The fact that the environment is not real and the user can exit any time, makes it easier than real exposure therapy used by doctors, the team members explained.
Blockchain to stop corruption
Of the 13,000 entries this year, students Siddhesh Rane, Pranamya Jain, Siddhesh Gangan and Yash Jain were shortlisted for creating a blockchain based technology, to make the tender process more transparent. Tired of reading about the several scams taking place in the country, they decided to use their tech skills to invent ‘Tender 2.0’. Pranamya says, “We created a system that captures all steps on the blockchain in the form of contracts – right from evaluation of bids, assigning the tender to allocation of funds.

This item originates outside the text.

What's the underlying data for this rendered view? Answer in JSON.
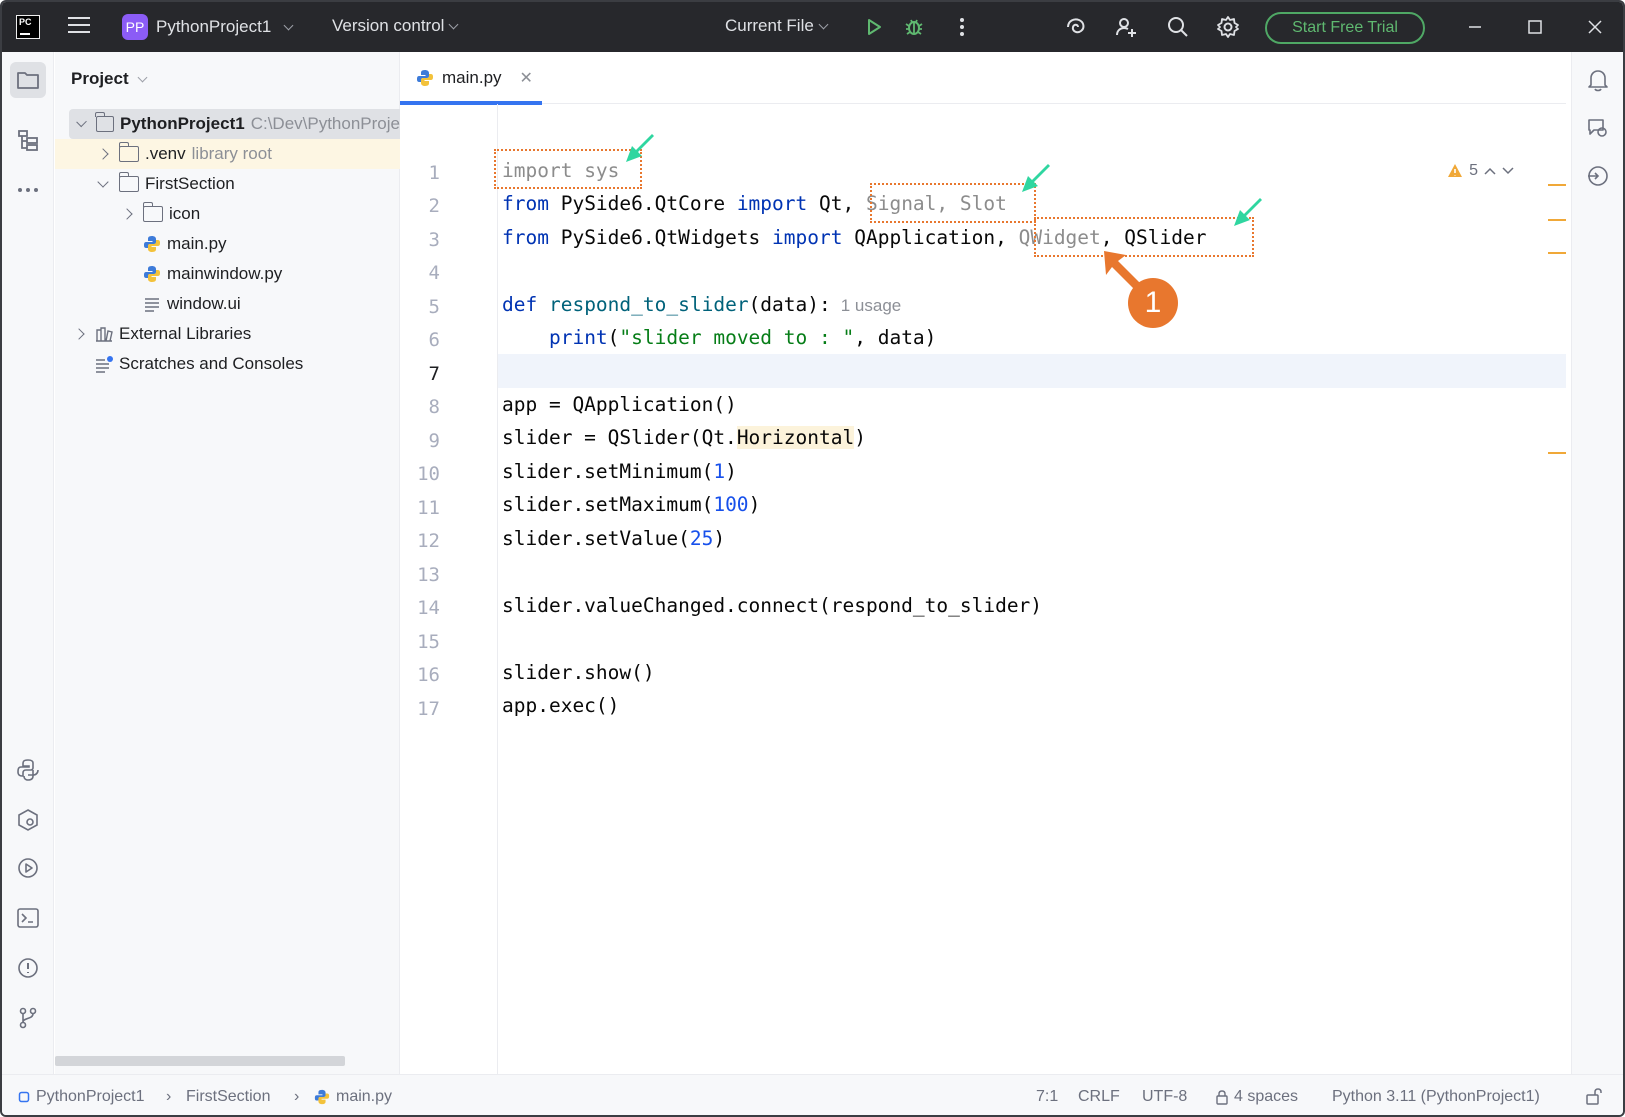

It will penalise anyone who tries to commit fraud by cancelling their stake in the whole process. A government official will not be able to change criteria to favour any bidder.” Once the tender is put on a block chain, it cannot be altered with, claimed Rane. “All scams take place because tender criteria are changed to benefit a certain bidder. That cannot happen here. The officials will not be able to see who has bid for a particular road project, until the opening date,” he said.
They also have an algorithm in place which takes into account and filters out bidders based on their past success rate, completion rate, bid amount and quality of work. “A single road development project is divided into milestones. For example, a 12 km road will be divided into three km each. The contractor will have to upload proof, as and when they finish that section.
It is only then, transfer of the funds can take place to the contractor. Anyone including citizens can verify the tenders and raise a complaint if they find something fishy,” said Siddhesh. This can also prevent delay in payment and protect the identity of anyone who tries to expose fraud. “No one person can corrupt the records because a copy of the contracts are distributed across multiple computers on the network,” he said.